Je vous remercie de votre empressement à me faire savoir que vous aviez reçu des nouvelles de Louis ; mais j’avais déjà, moi aussi, une lettre de Bombay, dans laquelle il m’apprenait à peu près les mêmes choses qu’il vous a dites. Je vous enverrai plus tard une lettre que je vous prierai de lui remettre à son arrivée à Marseille, qu’il m’annonce seulement pour la fin d’août. Je suis bien heureux qu’il puisse avoir un mois à peu près à sa disposition pour venir me faire une visite. Je me recommanderai encore à vous à cette occasion, pour veiller à ce qu’il ne vienne à Paris qu’avec une entière certitude de ne pas compromettre par ce voyage sa position à bord de la Belle-Assise, et la promesse bien formelle d’y être de retour au temps que lui indiquera son capitaine.
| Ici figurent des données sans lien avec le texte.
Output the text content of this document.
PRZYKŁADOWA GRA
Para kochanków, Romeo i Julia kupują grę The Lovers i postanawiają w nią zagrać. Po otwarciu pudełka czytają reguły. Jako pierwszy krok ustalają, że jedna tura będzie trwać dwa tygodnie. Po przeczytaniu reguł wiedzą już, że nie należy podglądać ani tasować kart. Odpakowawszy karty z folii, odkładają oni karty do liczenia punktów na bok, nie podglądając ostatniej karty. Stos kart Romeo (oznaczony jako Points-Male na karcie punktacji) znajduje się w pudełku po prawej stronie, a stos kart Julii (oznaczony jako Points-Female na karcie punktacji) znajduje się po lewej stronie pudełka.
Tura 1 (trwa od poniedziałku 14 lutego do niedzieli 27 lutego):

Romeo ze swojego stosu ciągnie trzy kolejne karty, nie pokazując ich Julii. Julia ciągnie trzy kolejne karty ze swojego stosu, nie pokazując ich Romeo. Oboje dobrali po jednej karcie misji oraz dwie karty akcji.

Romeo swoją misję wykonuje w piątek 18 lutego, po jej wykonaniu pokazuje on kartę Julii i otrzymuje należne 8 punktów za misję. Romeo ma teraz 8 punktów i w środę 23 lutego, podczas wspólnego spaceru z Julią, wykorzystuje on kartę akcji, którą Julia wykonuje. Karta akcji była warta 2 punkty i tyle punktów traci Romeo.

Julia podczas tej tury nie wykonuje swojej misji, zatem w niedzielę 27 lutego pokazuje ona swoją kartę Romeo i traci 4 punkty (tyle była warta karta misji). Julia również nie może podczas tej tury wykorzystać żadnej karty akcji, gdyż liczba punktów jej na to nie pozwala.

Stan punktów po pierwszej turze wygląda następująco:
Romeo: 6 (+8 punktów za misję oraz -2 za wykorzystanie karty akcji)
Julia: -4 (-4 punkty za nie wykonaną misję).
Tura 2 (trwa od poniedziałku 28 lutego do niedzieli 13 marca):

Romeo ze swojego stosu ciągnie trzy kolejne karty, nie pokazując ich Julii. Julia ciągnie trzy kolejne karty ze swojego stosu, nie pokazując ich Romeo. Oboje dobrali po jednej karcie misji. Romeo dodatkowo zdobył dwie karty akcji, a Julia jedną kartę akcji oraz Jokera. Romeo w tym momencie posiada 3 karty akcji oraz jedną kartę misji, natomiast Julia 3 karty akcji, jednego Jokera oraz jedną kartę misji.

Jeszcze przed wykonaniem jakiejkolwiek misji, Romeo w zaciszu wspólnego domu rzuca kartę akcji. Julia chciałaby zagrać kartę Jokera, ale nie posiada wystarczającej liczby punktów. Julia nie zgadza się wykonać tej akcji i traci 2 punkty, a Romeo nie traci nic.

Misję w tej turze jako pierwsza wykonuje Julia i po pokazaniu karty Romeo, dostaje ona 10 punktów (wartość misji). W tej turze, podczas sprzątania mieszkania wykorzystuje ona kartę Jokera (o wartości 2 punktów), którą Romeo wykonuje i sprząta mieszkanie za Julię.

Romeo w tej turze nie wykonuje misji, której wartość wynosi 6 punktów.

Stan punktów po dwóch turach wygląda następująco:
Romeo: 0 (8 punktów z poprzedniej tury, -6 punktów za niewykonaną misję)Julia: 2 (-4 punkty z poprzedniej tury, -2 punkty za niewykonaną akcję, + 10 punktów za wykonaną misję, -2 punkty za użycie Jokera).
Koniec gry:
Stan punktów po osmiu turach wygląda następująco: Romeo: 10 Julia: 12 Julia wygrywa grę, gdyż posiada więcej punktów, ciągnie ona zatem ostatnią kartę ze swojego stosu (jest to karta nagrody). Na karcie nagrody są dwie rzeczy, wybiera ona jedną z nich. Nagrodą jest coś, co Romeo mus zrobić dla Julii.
Au reste, je le suppose plus raisonnable maintenant.

Je travaille comme vous à une énorme partition ; malgré toutes les interruptions forcées et les distractions qu’apporte la vie de Paris, j’ai fait deux actes et demi, entièrement instrumentés, polis et limés. Il me tarde cependant de ne plus traîner ce monstrueux boulet. On fait en ce moment, dans notre petit monde, un succès boursouflé à mon poème. J’en ai fait deux lectures devant deux aréopages assez compétents, l’une chez M. Édouard Bertin, l’autre chez moi. On trouve cela beau. Dernièrement, à l’une des soirées des Tuileries, l’impératrice m’en a parlé longuement. J’irai plus tard le lire à Leurs Majestés, si l’empereur a une heure de liberté. Je voudrais, quand je subirai cette épreuve, être plus avancé dans le travail de la partition, et avoir au moins trois actes achevés. Pourtant quand l’empereur ordonnerait la mise à l’étude immédiate de cet immense ouvrage, je ne pourrais y consentir. Je n’ai pas les deux femmes capables de jouer, de chanter et de représenter Cassandre et Didon.

Allez souhaiter le bonjour à Lecourt de ma part et lui serrer la main. Comment traîne-t-il la vie ? Je ne vois jamais son fils.

Obéron continue à remplir la caisse du Théâtre-Lyrique.

Dimanche matin.

Je reçois à l’instant une lettre de Lecourt. Il m’apprend que vous vous donnez un mal d’enfer pour faire aller la Fête de Roméo et Juliette. Pourquoi avez-vous tenté cela ? sans harpes ?… et sans un orchestre assez fort ?… Dites-moi comment a marché le concert.